La peur est mauvaise conseillère. Elle incite investisseurs et spéculateurs d’Outre Atlantique à s’attaquer aux Européens, au risque de nous entraîner dans les ténèbres d’un nouveau krach boursier.
Notariat 2000 : L’accroissement des dettes publiques, particulièrement en Europe, semble affoler les investisseurs et les agences de notation. La situation est-elle aussi catastrophique que les médias la décrivent ?
Bernard Thion : Non. Fin mars, la dette française s’élevait à 1 646 milliards d’euros (1). Seuls 40 % de ce montant sont détenus par des non Européens. Quelle que soit l’évolution de l’économie mondiale, la France est en mesure d’y faire face (elle détient 5 000 milliards d’avoirs à l’étranger et collecte 250 milliards d’impôts par an). Même si la situation en Italie ou en Espagne apparaît plus délicate, ces pays ont les moyens de faire face à leur endettement. Quant aux obligations publiques de l’Etat grec, détenues par les banques françaises et allemandes, leur niveau n’apparaît pas de nature à épuiser les réserves de ces établissements.
Notariat 2000 : Est-elle préjudiciable à l’activité économique ?
Bernard Thion : L’augmentation des dettes dites « souveraines » découle essentiellement de la crise. Les déficits budgétaires et donc l’augmentation de la dette publique aident le secteur privé à se désendetter pour pouvoir réinvestir. C’est du moins ce qui se passe actuellement aux Etats-Unis et au Royaume-Uni où les gouvernements ont laissé se creuser les déficits budgétaires tandis que le secteur privé réduisait ses dépenses de manière drastique.
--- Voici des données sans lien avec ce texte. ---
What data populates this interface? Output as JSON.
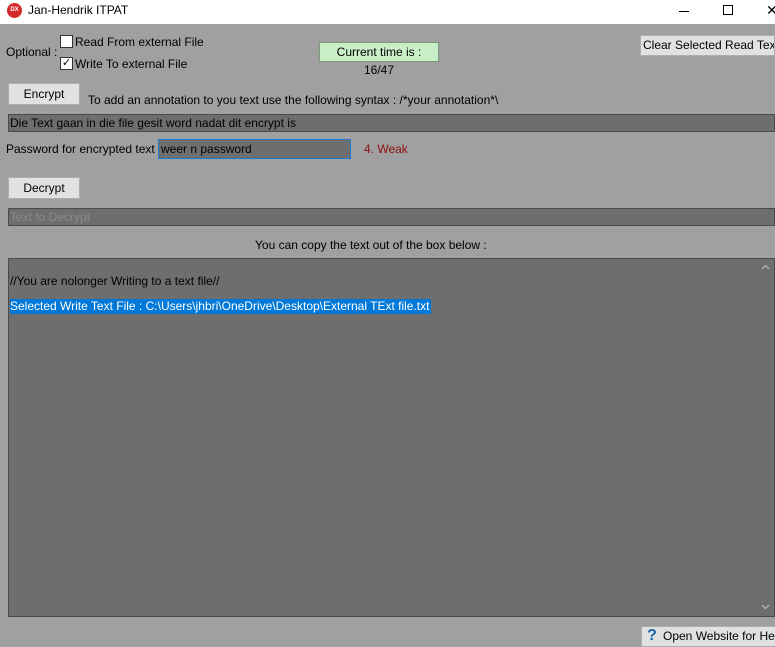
{
  "window": {
    "title": "Jan-Hendrik ITPAT",
    "icon_text": "DX",
    "minimize_icon": "minimize-icon",
    "maximize_icon": "maximize-icon",
    "close_icon": "close-icon",
    "close_glyph": "✕"
  },
  "options": {
    "label": "Optional :",
    "read_external": {
      "label": "Read From external File",
      "checked": false
    },
    "write_external": {
      "label": "Write To external File",
      "checked": true,
      "check_glyph": "✓"
    }
  },
  "time": {
    "text": "Current time is : 16/47"
  },
  "clear_button": {
    "label": "Clear Selected Read Text File"
  },
  "encrypt": {
    "button_label": "Encrypt",
    "hint": "To add an annotation to you text use the following syntax : /*your annotation*\\",
    "input_value": "Die Text gaan in die file gesit word nadat dit encrypt is"
  },
  "password": {
    "label": "Password for encrypted text :",
    "value": "weer n password",
    "strength": "4. Weak",
    "strength_color": "#8b0d0d"
  },
  "decrypt": {
    "button_label": "Decrypt",
    "placeholder": "Text to Decrypt"
  },
  "output": {
    "caption": "You can copy the text out of the box below :",
    "line1": "//You are nolonger Writing to a text file//",
    "line2": "Selected Write Text File : C:\\Users\\jhbri\\OneDrive\\Desktop\\External TExt file.txt"
  },
  "help": {
    "label": "Open Website for Help",
    "icon": "help-question-icon",
    "icon_glyph": "?"
  },
  "colors": {
    "background": "#a0a0a0",
    "field": "#6e6e6e",
    "selection": "#0078d7",
    "time_box": "#c9efc9"
  }
}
Notariat 2000 : Pour quelles raisons les agences de notation américaines et les investisseurs étrangers s’attaquent-ils aux banques françaises ?
Bernard Thion : Deux hypothèses sont fréquemment formulées. La première est que la crainte de l’absence d’une véritable gouvernance européenne n’entraîne un éclatement de l’Europe. Investisseurs et spéculateurs essaient donc d’acculer les Etats de la zone euro à solutionner la crise de la dette et la sous capitalisation des banques françaises. La seconde est qu’il s’agit d’une attaque en règle de la part des Anglo-saxons contre l’Euro. Surendettés, avec une économie anémiée, les Etats-Unis tout comme le Royaume-Uni ont besoin que les investisseurs étrangers achètent d’abord leurs propres dettes. La vérité est peut-être beaucoup plus terre à terre. Comme dans le cas des « subprime », les bénéfices mirifiques obtenus par les opérateurs sur ces dettes, l’ont été grâce à la construction de portefeuilles titrisés dont il est toujours difficile d’apprécier le risque exact. La peur de retomber dans les ténèbres d’un nouveau krach obnubile donc les milieux financiers qui, à tort ou à raison, estiment que le maillon le plus faible des montages actuels se trouve en Europe.
1. Soit 1 300 milliards si l’on déduit les actifs liquides (dépôts et titres négociables) détenus par le Trésor, avec une durée de vie moyenne de 7 ans.